Artaxerxes' first year could therefore not have begun, according to Jewish reckoning, earlier than the fall of 464 B.C.

These two discoveries are extremely valuable for establishing the chronology of Ezra 7. One provides the date of Artaxerxes' accession to the throne, and the other proves that the Jews of the time of Ezra and Nehemiah reckoned the years of the Persian rulers according to their own fall to fall calendar. Thus conclusive evidence is provided by which it can be shown that the seventh year of Artaxerxes, according to Jewish reckoning, began, in the fall of 458 B.c. and ended in the fall of 457 B.C. The four-month journey of Ezra, beginning in Nisan, took place therefore in the spring and early summer of 457 B.c., and the decree of Artaxerxes went into effect shortly afterward.

We see thus that the date, the fall of 457 B.c., held for a long time by Seventhday Adventists as forming the starting point of the great 2300-year prophetic period, is correct, and consequently also the date at which this period ended—the fall of A.D. 1844.

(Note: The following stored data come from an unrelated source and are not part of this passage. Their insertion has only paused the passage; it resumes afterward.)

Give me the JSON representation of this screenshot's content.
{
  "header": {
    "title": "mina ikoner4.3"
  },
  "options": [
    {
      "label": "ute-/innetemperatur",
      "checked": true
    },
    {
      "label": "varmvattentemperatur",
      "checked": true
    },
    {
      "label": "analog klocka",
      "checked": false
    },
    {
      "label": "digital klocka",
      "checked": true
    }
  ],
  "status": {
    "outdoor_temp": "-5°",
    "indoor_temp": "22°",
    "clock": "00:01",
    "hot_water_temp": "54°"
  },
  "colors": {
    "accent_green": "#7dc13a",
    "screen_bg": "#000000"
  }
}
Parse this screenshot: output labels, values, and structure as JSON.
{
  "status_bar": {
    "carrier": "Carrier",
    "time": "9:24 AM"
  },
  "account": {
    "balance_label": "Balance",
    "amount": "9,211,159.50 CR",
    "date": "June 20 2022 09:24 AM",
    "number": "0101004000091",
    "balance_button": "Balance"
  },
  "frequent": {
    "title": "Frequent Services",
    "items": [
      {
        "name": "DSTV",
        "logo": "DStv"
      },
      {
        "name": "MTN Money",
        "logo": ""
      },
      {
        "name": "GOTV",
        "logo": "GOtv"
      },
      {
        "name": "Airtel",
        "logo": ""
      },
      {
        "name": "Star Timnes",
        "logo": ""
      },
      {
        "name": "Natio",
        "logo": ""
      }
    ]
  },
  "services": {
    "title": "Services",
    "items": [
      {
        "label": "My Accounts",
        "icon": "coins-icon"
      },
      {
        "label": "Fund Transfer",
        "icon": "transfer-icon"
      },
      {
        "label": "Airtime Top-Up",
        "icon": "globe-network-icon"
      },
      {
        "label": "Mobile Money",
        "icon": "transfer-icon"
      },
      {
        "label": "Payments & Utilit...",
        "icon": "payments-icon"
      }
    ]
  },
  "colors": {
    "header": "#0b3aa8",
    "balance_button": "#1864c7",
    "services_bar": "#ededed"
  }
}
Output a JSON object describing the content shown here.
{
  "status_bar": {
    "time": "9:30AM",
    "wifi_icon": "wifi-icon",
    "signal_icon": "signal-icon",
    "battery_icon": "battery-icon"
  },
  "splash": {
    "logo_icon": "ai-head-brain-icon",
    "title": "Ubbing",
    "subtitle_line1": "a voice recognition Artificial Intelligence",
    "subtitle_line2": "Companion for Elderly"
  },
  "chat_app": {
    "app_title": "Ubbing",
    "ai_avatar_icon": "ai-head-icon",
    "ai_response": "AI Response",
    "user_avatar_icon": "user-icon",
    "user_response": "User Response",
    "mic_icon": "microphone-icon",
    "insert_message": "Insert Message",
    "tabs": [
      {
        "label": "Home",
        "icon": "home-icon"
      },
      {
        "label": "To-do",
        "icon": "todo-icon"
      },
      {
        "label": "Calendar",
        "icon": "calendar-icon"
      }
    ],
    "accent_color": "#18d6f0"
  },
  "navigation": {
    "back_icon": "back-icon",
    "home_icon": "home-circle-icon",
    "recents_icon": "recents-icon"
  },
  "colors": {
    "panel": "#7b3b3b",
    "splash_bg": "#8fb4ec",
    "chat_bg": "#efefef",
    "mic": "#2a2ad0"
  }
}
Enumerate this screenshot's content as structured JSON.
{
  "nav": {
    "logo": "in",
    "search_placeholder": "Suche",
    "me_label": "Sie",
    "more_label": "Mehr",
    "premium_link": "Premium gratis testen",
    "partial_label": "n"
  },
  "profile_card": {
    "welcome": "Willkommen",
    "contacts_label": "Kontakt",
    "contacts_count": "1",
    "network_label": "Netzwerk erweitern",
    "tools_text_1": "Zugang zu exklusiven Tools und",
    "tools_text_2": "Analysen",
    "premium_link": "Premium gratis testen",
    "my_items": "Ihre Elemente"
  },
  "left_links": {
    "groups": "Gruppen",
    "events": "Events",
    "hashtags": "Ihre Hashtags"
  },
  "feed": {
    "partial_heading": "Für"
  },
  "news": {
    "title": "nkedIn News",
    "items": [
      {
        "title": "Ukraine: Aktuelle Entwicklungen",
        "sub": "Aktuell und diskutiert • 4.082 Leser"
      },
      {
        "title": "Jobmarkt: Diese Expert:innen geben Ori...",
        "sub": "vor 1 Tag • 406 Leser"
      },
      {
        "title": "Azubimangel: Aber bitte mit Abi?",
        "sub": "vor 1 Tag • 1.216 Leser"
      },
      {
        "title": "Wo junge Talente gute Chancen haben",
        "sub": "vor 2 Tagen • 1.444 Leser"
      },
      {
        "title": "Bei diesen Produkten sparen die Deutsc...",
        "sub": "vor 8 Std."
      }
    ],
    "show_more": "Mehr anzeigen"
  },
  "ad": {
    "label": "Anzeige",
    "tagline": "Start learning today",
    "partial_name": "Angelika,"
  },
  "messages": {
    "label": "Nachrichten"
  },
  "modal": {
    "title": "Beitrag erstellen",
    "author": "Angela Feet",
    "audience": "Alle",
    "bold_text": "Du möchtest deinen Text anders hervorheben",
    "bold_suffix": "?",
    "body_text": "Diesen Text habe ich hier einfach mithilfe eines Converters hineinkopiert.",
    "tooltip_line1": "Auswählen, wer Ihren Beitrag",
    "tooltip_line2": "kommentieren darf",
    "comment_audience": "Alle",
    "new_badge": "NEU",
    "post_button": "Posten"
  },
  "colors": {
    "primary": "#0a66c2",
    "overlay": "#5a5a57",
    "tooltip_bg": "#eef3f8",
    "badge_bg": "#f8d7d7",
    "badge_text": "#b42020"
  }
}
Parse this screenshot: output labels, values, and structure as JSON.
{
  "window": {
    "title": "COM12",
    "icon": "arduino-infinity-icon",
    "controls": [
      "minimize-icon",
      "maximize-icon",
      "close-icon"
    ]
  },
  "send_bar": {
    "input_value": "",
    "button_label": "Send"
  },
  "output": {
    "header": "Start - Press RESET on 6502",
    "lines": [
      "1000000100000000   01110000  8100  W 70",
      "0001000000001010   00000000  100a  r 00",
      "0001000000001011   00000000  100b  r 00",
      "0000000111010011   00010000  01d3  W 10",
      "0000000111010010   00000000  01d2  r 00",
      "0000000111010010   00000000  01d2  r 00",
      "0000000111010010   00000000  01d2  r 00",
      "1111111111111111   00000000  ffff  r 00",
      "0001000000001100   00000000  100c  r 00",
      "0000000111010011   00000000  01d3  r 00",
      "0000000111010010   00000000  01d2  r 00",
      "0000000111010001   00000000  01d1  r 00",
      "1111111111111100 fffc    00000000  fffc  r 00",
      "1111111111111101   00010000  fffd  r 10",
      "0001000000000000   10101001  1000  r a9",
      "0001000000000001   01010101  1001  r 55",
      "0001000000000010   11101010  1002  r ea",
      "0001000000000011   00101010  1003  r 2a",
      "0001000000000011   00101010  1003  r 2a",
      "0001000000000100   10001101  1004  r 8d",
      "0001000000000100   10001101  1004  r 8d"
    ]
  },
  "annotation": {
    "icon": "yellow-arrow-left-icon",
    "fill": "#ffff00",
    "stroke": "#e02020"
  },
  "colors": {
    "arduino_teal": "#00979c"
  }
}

A detailed study of the chronology of Ezra 7 and the Jewish calendar of that time is being prepared for an early publication in book form as a report of the Advent Research Committee appointed by the General Conference.

 

Added Notes by this writer:

The book reference is the following:

S. H. Horn and L. H. Wood, The Chronology of Ezra 7: a report of the Historical Research Committee of the General Conference of Seventh-day Adventists (1953). See the James White Library at the Center for Adventist Research/Lower Floor at BS 1355.S4 1953.

Sources:

  1. http://documents.adventistarchives.org/Periodicals/RH/RH19530430-V130-18.pdf

  2. Koot van Wyk, “Did Jesus die on Wednesday and not Friday? Towards Solutions at http://www.egw.org at VAN WYK NOTE no. 822.

  3. John Bowman, “Is the Samaritan Calendar the Old Zadokite one?” PEQ Vol. 91 (1959): 23-37.

  4. M. Baillet, “Le Calendrier Samaritain” RB Vol. 85 (1978): 481-499.

  5. A. Jaubert, “Le Calendrier des Jubilés et de la Secte de Qumrân” VT Vol. 3 (1953): 250-264.

  6. S. Talmon, “The Calendar Reckoning of the Sect from the Judaean Desert” Reprint from Aspects of the Dead Sea Scrolls, Scripta Hierosolymitana Vol. IV Jerusalem 1958, 178ff.